Mr. Speaker, I want to point out a couple of items in the bill that bother me and that would make me want to support the amendments to the bill.
I noticed in the agency part of the bill that the minister in Motion No. 72 has actually moved to delete 10 lines on page 17. It appears to me that she is endorsing the conflict of interest part of this agency that we are fighting against. In other words, she would be endorsing the fact that anyone who sat on a pharmaceutical board, who was involved in research and could make a profit from the bill, would be allowed to do so with that particular deletion. I would have to look for a lot of clarification on that before I could consider that to be a good amendment.
I believe that conflict of interest to this House is an issue that we all take extremely seriously and that we should look at in the light that whether it is upcoming legislation that involves corporate donations or whether it is a simple thing like a ticket to a hockey game from a corporate sponsor for a member of Parliament, a person may ask “What is the next thing?”.
According to what I read in Motion No. 72, “That Bill C-13, in Clause 26, be amended by deleting lines 10 to 17 on page 17”, it would allow conflicts of interest among the board. I do not think that is right.
I also want to comment on the standardization, the forms and the agency that would be being formed here: the terms, conditions, options and so forth in Motion No. 55 in the name of the member for Mississauga South. The motion includes:
details on the option to give embryos up for adoption; and
the facts related to what percentage of embryos donated for embryonic stem cell research are likely to produce stem cell lines that would meet the research quality requirements.
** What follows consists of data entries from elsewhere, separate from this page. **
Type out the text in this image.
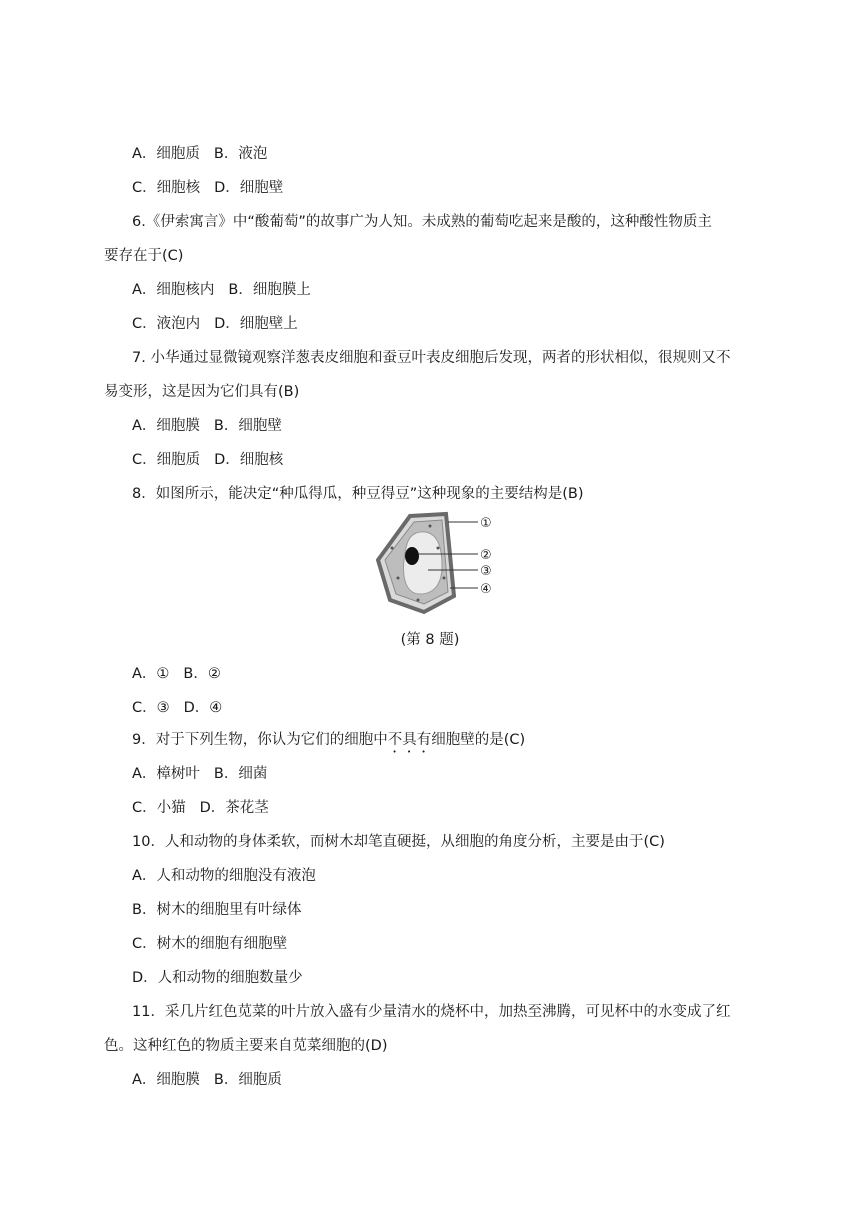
A．细胞质 B．液泡
C．细胞核 D．细胞壁
6.《伊索寓言》中“酸葡萄”的故事广为人知。未成熟的葡萄吃起来是酸的，这种酸性物质主
要存在于(C)
A．细胞核内 B．细胞膜上
C．液泡内 D．细胞壁上
7. 小华通过显微镜观察洋葱表皮细胞和蚕豆叶表皮细胞后发现，两者的形状相似，很规则又不
易变形，这是因为它们具有(B)
A．细胞膜 B．细胞壁
C．细胞质 D．细胞核
8．如图所示，能决定“种瓜得瓜，种豆得豆”这种现象的主要结构是(B)
①
②
③
④
(第 8 题)
A．① B．②
C．③ D．④
9．对于下列生物，你认为它们的细胞中不具有细胞壁的是(C)
A．樟树叶 B．细菌
C．小猫 D．茶花茎
10．人和动物的身体柔软，而树木却笔直硬挺，从细胞的角度分析，主要是由于(C)
A．人和动物的细胞没有液泡
B．树木的细胞里有叶绿体
C．树木的细胞有细胞壁
D．人和动物的细胞数量少
11．采几片红色苋菜的叶片放入盛有少量清水的烧杯中，加热至沸腾，可见杯中的水变成了红
色。这种红色的物质主要来自苋菜细胞的(D)
A．细胞膜 B．细胞质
I have an adopted daughter. We have spent an inherent amount of time being private detectives trying to find out her history. No history is available, at least none that I know of. I searched everything from the birth mother's OHIP number, the old Ontario hospital insurance number, to searching CPIC to see if the person has a driver's licence but none of those exist. I have gone down the path of trying to find the history of someone in my own family. It is for their information not for mine. I am quite happy to accept everyone as they are.
However the fact is that she wants to know her lineage, her roots and what the possible connections could be genetically that cause us to be in certain forms, such as whether one keeps a good head of hair, like the member from Calgary, whether one is bald, or whether one is allergic to peas or to something else. Some of these things cannot be found out until it actually happens, whereas if there is genetic information available one can be on the lookout for it.
In my own case, all the men in the O'Reilly family, previous to me coming along, all died in their late forties and early fifties. No one knew why until we researched it and found out that there was a genetic problem that sets in around the age of 45 to 47 where blood pressure starts to elevate. Back in the forties and fifties blood pressure was not something that anyone looked at as a problem. Being able to trace that, knowing what to look for, seeking the proper medication and doing the things that can be done, we can preserve and make our lives longer.
I am most interested in the fact that transparency not be removed from the bill, that it be very transparent and that people will be allowed to know the health and the history of their parents.
As we go through the bill and the amendments to it, we should keep in mind that this bill deals with life itself. It deals with the reproduction of human beings. It deals with what can happen with the recent scandal over Clonaid and those people who pretended they cloned someone. We need to make sure that when we examine the bill that we examine it all the way through and that we look at every clause, not taking a particular line because someone is a right wing fanatic, or someone is a religious lunatic, or someone is maybe standing up for the rights of the unborn.
We have to look at the rights of people who, like myself, have adopted children. I think those children have a right to know their background. They have a right to know what they can expect in their growing years and what they can expect to find out from their genetics.
In conclusion, I just want the House to know, and certainly the people who have phoned my office with concerns about the bill, that we are reading it and going through it line by line. I look forward to debating Group No. 2, which, by the way, I cannot read because it is messed up. I hope we get to the bottom of that and find out that it is placed properly. I seconded the motions from the member for Mississauga South. I did it not just to fill in the numbers but because I believe in what he has brought forward.